Até agora, a Susep vinha usando o Índice Geral de Preços do Mercado (IGPM) como base para avaliar se havia justificativa ou não no pedido de reajuste. Depois de uma reunião entre Considera e a equipe da Susep, foi escolhido como novo parâmetro de análise o Índice de Preços ao Consumidor Ampliado (IPCA). "O novo índice dá uma idéia melhor de quanto o consumidor está gastando", explicou Considera.
Cada operadora pede um reajuste diferenciado, com base em ítens e custos dos serviços que oferecem. A Susep compara o porcentual de aumento pedido com o valor do IPCA para cada um dos ítens. Citando um exemplo, Considera afirmou que não se justifica um pedido de um reajuste de 26% no item medicamentos porque o IPCA dos remédios em 12 meses foi bem inferior, de 16 3%.

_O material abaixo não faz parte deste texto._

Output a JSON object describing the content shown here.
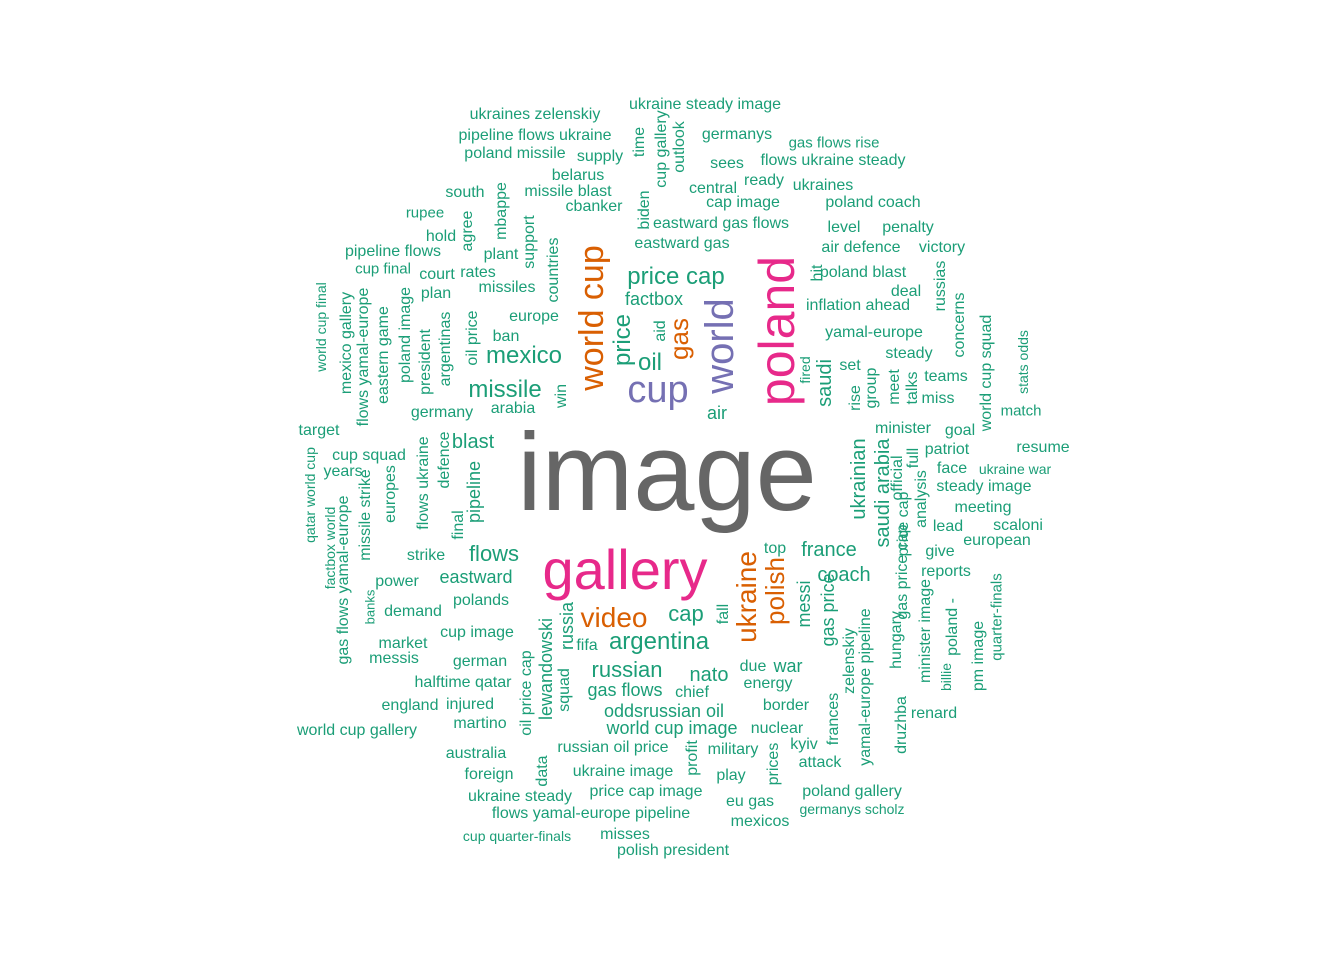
{
  "colors": {
    "level1": "#1b9e77",
    "level2": "#d95f02",
    "level3": "#7570b3",
    "level4": "#e7298a",
    "level5": "#666666"
  },
  "words": [
    {
      "text": "image",
      "level": 5
    },
    {
      "text": "gallery",
      "level": 4
    },
    {
      "text": "poland",
      "level": 4
    },
    {
      "text": "world",
      "level": 3
    },
    {
      "text": "cup",
      "level": 3
    },
    {
      "text": "world cup",
      "level": 2
    },
    {
      "text": "ukraine",
      "level": 2
    },
    {
      "text": "video",
      "level": 2
    },
    {
      "text": "gas",
      "level": 2
    },
    {
      "text": "polish",
      "level": 2
    },
    {
      "text": "ukraine steady image",
      "level": 1
    },
    {
      "text": "ukraines zelenskiy",
      "level": 1
    },
    {
      "text": "pipeline flows ukraine",
      "level": 1
    },
    {
      "text": "poland missile",
      "level": 1
    },
    {
      "text": "supply",
      "level": 1
    },
    {
      "text": "time",
      "level": 1
    },
    {
      "text": "cup gallery",
      "level": 1
    },
    {
      "text": "outlook",
      "level": 1
    },
    {
      "text": "germanys",
      "level": 1
    },
    {
      "text": "gas flows rise",
      "level": 1
    },
    {
      "text": "sees",
      "level": 1
    },
    {
      "text": "flows ukraine steady",
      "level": 1
    },
    {
      "text": "belarus",
      "level": 1
    },
    {
      "text": "ready",
      "level": 1
    },
    {
      "text": "ukraines",
      "level": 1
    },
    {
      "text": "south",
      "level": 1
    },
    {
      "text": "missile blast",
      "level": 1
    },
    {
      "text": "central",
      "level": 1
    },
    {
      "text": "mbappe",
      "level": 1
    },
    {
      "text": "cbanker",
      "level": 1
    },
    {
      "text": "biden",
      "level": 1
    },
    {
      "text": "cap image",
      "level": 1
    },
    {
      "text": "poland coach",
      "level": 1
    },
    {
      "text": "rupee",
      "level": 1
    },
    {
      "text": "support",
      "level": 1
    },
    {
      "text": "agree",
      "level": 1
    },
    {
      "text": "hold",
      "level": 1
    },
    {
      "text": "eastward gas flows",
      "level": 1
    },
    {
      "text": "level",
      "level": 1
    },
    {
      "text": "penalty",
      "level": 1
    },
    {
      "text": "pipeline flows",
      "level": 1
    },
    {
      "text": "plant",
      "level": 1
    },
    {
      "text": "countries",
      "level": 1
    },
    {
      "text": "eastward gas",
      "level": 1
    },
    {
      "text": "air defence",
      "level": 1
    },
    {
      "text": "victory",
      "level": 1
    },
    {
      "text": "cup final",
      "level": 1
    },
    {
      "text": "court",
      "level": 1
    },
    {
      "text": "rates",
      "level": 1
    },
    {
      "text": "price cap",
      "level": 1
    },
    {
      "text": "hit",
      "level": 1
    },
    {
      "text": "poland blast",
      "level": 1
    },
    {
      "text": "russias",
      "level": 1
    },
    {
      "text": "world cup final",
      "level": 1
    },
    {
      "text": "plan",
      "level": 1
    },
    {
      "text": "missiles",
      "level": 1
    },
    {
      "text": "factbox",
      "level": 1
    },
    {
      "text": "deal",
      "level": 1
    },
    {
      "text": "inflation ahead",
      "level": 1
    },
    {
      "text": "mexico gallery",
      "level": 1
    },
    {
      "text": "flows yamal-europe",
      "level": 1
    },
    {
      "text": "eastern game",
      "level": 1
    },
    {
      "text": "poland image",
      "level": 1
    },
    {
      "text": "president",
      "level": 1
    },
    {
      "text": "argentinas",
      "level": 1
    },
    {
      "text": "oil price",
      "level": 1
    },
    {
      "text": "europe",
      "level": 1
    },
    {
      "text": "aid",
      "level": 1
    },
    {
      "text": "price",
      "level": 1
    },
    {
      "text": "concerns",
      "level": 1
    },
    {
      "text": "yamal-europe",
      "level": 1
    },
    {
      "text": "world cup squad",
      "level": 1
    },
    {
      "text": "stats odds",
      "level": 1
    },
    {
      "text": "ban",
      "level": 1
    },
    {
      "text": "mexico",
      "level": 1
    },
    {
      "text": "oil",
      "level": 1
    },
    {
      "text": "steady",
      "level": 1
    },
    {
      "text": "fired",
      "level": 1
    },
    {
      "text": "saudi",
      "level": 1
    },
    {
      "text": "set",
      "level": 1
    },
    {
      "text": "meet",
      "level": 1
    },
    {
      "text": "teams",
      "level": 1
    },
    {
      "text": "talks",
      "level": 1
    },
    {
      "text": "group",
      "level": 1
    },
    {
      "text": "missile",
      "level": 1
    },
    {
      "text": "win",
      "level": 1
    },
    {
      "text": "rise",
      "level": 1
    },
    {
      "text": "miss",
      "level": 1
    },
    {
      "text": "germany",
      "level": 1
    },
    {
      "text": "arabia",
      "level": 1
    },
    {
      "text": "air",
      "level": 1
    },
    {
      "text": "match",
      "level": 1
    },
    {
      "text": "target",
      "level": 1
    },
    {
      "text": "minister",
      "level": 1
    },
    {
      "text": "goal",
      "level": 1
    },
    {
      "text": "blast",
      "level": 1
    },
    {
      "text": "resume",
      "level": 1
    },
    {
      "text": "cup squad",
      "level": 1
    },
    {
      "text": "flows ukraine",
      "level": 1
    },
    {
      "text": "defence",
      "level": 1
    },
    {
      "text": "patriot",
      "level": 1
    },
    {
      "text": "qatar world cup",
      "level": 1
    },
    {
      "text": "years",
      "level": 1
    },
    {
      "text": "ukrainian",
      "level": 1
    },
    {
      "text": "official",
      "level": 1
    },
    {
      "text": "full",
      "level": 1
    },
    {
      "text": "face",
      "level": 1
    },
    {
      "text": "ukraine war",
      "level": 1
    },
    {
      "text": "pipeline",
      "level": 1
    },
    {
      "text": "saudi arabia",
      "level": 1
    },
    {
      "text": "steady image",
      "level": 1
    },
    {
      "text": "analysis",
      "level": 1
    },
    {
      "text": "europes",
      "level": 1
    },
    {
      "text": "gas flows yamal-europe",
      "level": 1
    },
    {
      "text": "missile strike",
      "level": 1
    },
    {
      "text": "final",
      "level": 1
    },
    {
      "text": "factbox world",
      "level": 1
    },
    {
      "text": "meeting",
      "level": 1
    },
    {
      "text": "price cap",
      "level": 1
    },
    {
      "text": "lead",
      "level": 1
    },
    {
      "text": "scaloni",
      "level": 1
    },
    {
      "text": "gas price cap",
      "level": 1
    },
    {
      "text": "european",
      "level": 1
    },
    {
      "text": "top",
      "level": 1
    },
    {
      "text": "flows",
      "level": 1
    },
    {
      "text": "france",
      "level": 1
    },
    {
      "text": "give",
      "level": 1
    },
    {
      "text": "strike",
      "level": 1
    },
    {
      "text": "coach",
      "level": 1
    },
    {
      "text": "eastward",
      "level": 1
    },
    {
      "text": "reports",
      "level": 1
    },
    {
      "text": "power",
      "level": 1
    },
    {
      "text": "quarter-finals",
      "level": 1
    },
    {
      "text": "banks",
      "level": 1
    },
    {
      "text": "messi",
      "level": 1
    },
    {
      "text": "gas price",
      "level": 1
    },
    {
      "text": "polands",
      "level": 1
    },
    {
      "text": "demand",
      "level": 1
    },
    {
      "text": "fall",
      "level": 1
    },
    {
      "text": "lewandowski",
      "level": 1
    },
    {
      "text": "cap",
      "level": 1
    },
    {
      "text": "poland -",
      "level": 1
    },
    {
      "text": "minister image",
      "level": 1
    },
    {
      "text": "market",
      "level": 1
    },
    {
      "text": "cup image",
      "level": 1
    },
    {
      "text": "russia",
      "level": 1
    },
    {
      "text": "fifa",
      "level": 1
    },
    {
      "text": "argentina",
      "level": 1
    },
    {
      "text": "zelenskiy",
      "level": 1
    },
    {
      "text": "hungary",
      "level": 1
    },
    {
      "text": "pm image",
      "level": 1
    },
    {
      "text": "messis",
      "level": 1
    },
    {
      "text": "german",
      "level": 1
    },
    {
      "text": "yamal-europe pipeline",
      "level": 1
    },
    {
      "text": "billie",
      "level": 1
    },
    {
      "text": "russian",
      "level": 1
    },
    {
      "text": "nato",
      "level": 1
    },
    {
      "text": "due",
      "level": 1
    },
    {
      "text": "war",
      "level": 1
    },
    {
      "text": "halftime qatar",
      "level": 1
    },
    {
      "text": "squad",
      "level": 1
    },
    {
      "text": "energy",
      "level": 1
    },
    {
      "text": "gas flows",
      "level": 1
    },
    {
      "text": "chief",
      "level": 1
    },
    {
      "text": "druzhba",
      "level": 1
    },
    {
      "text": "england",
      "level": 1
    },
    {
      "text": "injured",
      "level": 1
    },
    {
      "text": "oil price cap",
      "level": 1
    },
    {
      "text": "border",
      "level": 1
    },
    {
      "text": "renard",
      "level": 1
    },
    {
      "text": "oddsrussian oil",
      "level": 1
    },
    {
      "text": "frances",
      "level": 1
    },
    {
      "text": "martino",
      "level": 1
    },
    {
      "text": "world cup gallery",
      "level": 1
    },
    {
      "text": "world cup image",
      "level": 1
    },
    {
      "text": "nuclear",
      "level": 1
    },
    {
      "text": "kyiv",
      "level": 1
    },
    {
      "text": "russian oil price",
      "level": 1
    },
    {
      "text": "australia",
      "level": 1
    },
    {
      "text": "military",
      "level": 1
    },
    {
      "text": "profit",
      "level": 1
    },
    {
      "text": "prices",
      "level": 1
    },
    {
      "text": "attack",
      "level": 1
    },
    {
      "text": "data",
      "level": 1
    },
    {
      "text": "foreign",
      "level": 1
    },
    {
      "text": "ukraine image",
      "level": 1
    },
    {
      "text": "play",
      "level": 1
    },
    {
      "text": "price cap image",
      "level": 1
    },
    {
      "text": "poland gallery",
      "level": 1
    },
    {
      "text": "ukraine steady",
      "level": 1
    },
    {
      "text": "eu gas",
      "level": 1
    },
    {
      "text": "germanys scholz",
      "level": 1
    },
    {
      "text": "flows yamal-europe pipeline",
      "level": 1
    },
    {
      "text": "mexicos",
      "level": 1
    },
    {
      "text": "cup quarter-finals",
      "level": 1
    },
    {
      "text": "misses",
      "level": 1
    },
    {
      "text": "polish president",
      "level": 1
    }
  ]
}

De forma geral, Considera calcula que o IPCA dos ítens constantes nas planilhas seria de 9,5%. Mas ressalta que as planilhas são diferenciadas e serão analisados caso a caso. "Vamos examinar tudo e ir liberando na medida em que for aprovado o pedido", explicou o secretário de Acompanhamento Econômico.
Considera disse ainda que o Ministério da Saúde terá uma agência com a atribuição de acompanhar os preços e aumentos pedidos pelas operadoras dos planos de saúde, mas a autorização final de um reajuste continuará partindo da área econômica. Técnicos da saúde serão treinados para fazer este acompanhamento.